Alternatively, you can override DefineProperties
and call Filer.DefineProperty('PropertyName', ReadProc);
where PropertyName is the property you've removed, and ReadProc is a function that calls various TReader Read* functions. This has the advantage that the properties aren't in your interface anymore.

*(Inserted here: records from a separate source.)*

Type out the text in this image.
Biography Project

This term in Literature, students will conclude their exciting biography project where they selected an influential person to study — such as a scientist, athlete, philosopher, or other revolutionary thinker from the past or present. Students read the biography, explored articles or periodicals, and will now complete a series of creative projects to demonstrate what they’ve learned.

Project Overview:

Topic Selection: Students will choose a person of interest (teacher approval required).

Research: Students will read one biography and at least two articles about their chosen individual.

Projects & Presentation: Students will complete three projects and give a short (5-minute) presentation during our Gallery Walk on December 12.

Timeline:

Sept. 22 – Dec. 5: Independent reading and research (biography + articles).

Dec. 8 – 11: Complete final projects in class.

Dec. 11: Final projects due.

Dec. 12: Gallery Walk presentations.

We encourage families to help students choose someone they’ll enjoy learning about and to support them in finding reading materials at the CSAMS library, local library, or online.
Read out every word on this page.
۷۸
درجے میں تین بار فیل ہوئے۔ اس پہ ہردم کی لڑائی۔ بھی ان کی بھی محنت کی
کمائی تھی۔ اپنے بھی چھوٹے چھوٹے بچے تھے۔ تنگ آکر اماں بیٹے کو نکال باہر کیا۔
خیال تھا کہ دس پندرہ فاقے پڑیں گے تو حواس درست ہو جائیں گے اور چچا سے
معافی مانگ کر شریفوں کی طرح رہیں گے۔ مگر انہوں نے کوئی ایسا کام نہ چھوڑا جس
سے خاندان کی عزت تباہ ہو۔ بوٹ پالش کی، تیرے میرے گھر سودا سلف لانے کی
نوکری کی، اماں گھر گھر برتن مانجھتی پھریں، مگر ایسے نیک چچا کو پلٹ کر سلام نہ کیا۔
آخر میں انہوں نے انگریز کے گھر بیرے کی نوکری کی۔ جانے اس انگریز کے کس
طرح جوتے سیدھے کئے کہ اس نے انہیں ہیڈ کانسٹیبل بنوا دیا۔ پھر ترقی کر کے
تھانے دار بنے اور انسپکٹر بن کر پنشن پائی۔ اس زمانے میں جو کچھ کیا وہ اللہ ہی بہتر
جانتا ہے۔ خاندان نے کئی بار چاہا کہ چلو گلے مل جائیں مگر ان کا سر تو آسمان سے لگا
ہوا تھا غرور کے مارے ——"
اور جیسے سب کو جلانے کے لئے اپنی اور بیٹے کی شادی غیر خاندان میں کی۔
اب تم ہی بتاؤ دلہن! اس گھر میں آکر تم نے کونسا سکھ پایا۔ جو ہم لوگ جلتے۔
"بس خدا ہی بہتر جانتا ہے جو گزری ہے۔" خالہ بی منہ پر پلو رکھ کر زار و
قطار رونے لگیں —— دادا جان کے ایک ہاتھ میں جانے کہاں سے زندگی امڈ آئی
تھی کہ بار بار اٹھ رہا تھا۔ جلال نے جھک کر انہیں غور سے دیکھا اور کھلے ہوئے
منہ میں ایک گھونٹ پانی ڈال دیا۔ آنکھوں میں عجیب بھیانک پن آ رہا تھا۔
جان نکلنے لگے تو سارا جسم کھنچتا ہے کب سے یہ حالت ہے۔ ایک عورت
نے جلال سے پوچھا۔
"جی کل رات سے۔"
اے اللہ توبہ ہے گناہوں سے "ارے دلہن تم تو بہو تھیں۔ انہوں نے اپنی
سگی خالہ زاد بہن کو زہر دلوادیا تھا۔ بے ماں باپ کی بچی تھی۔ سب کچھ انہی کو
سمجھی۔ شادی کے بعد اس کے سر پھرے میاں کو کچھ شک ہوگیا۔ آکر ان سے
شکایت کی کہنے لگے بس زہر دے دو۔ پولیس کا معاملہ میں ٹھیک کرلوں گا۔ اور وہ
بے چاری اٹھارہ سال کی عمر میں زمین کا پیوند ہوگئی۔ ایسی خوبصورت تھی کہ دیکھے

For example, say you've removed this property:
property Center: TPoint read FPoint write SetPoint;
Here's what you would add to your component:
TMyComponent = class...
private
procedure SkipReadPoint(Reader: TReader);
protected
procedure DefineProperties(Filer: TFiler); override;
end;
procedure TMyComponent.DefineProperties(Filer: TFiler);
begin
inherited;
Filer.DefineProperty('Center', SkipReadPoint, nil, False);
end;
procedure TMyComponent.SkipReadPoint(Reader: TReader);
begin
Reader.ReadListBegin;
Reader.ReadInteger;
Reader.ReadInteger;
Reader.ReadListEnd;
end;
Skipping a simple type like Boolean or Integer is easier, since you can just call ReadBoolean
or ReadInteger
without bothering with the ReadList functions.
In our case we had a lot of similar properties across a bunch of classes (for CLX compatibility) so we had global "dummy" functions like this:
procedure DummyReadBool(Self: Pointer; Reader: TReader);
begin
Reader.ReadBoolean;
end;
const
SkipReadBool: TMethod = (Code: @DummyReadBool; Data: nil);
and then the DefineProperty call looks like this:
Filer.DefineProperty('PropName', TReaderProc(SkipReadBool), nil, False);
That way each class doesn't have to have duplicate Skip* functions.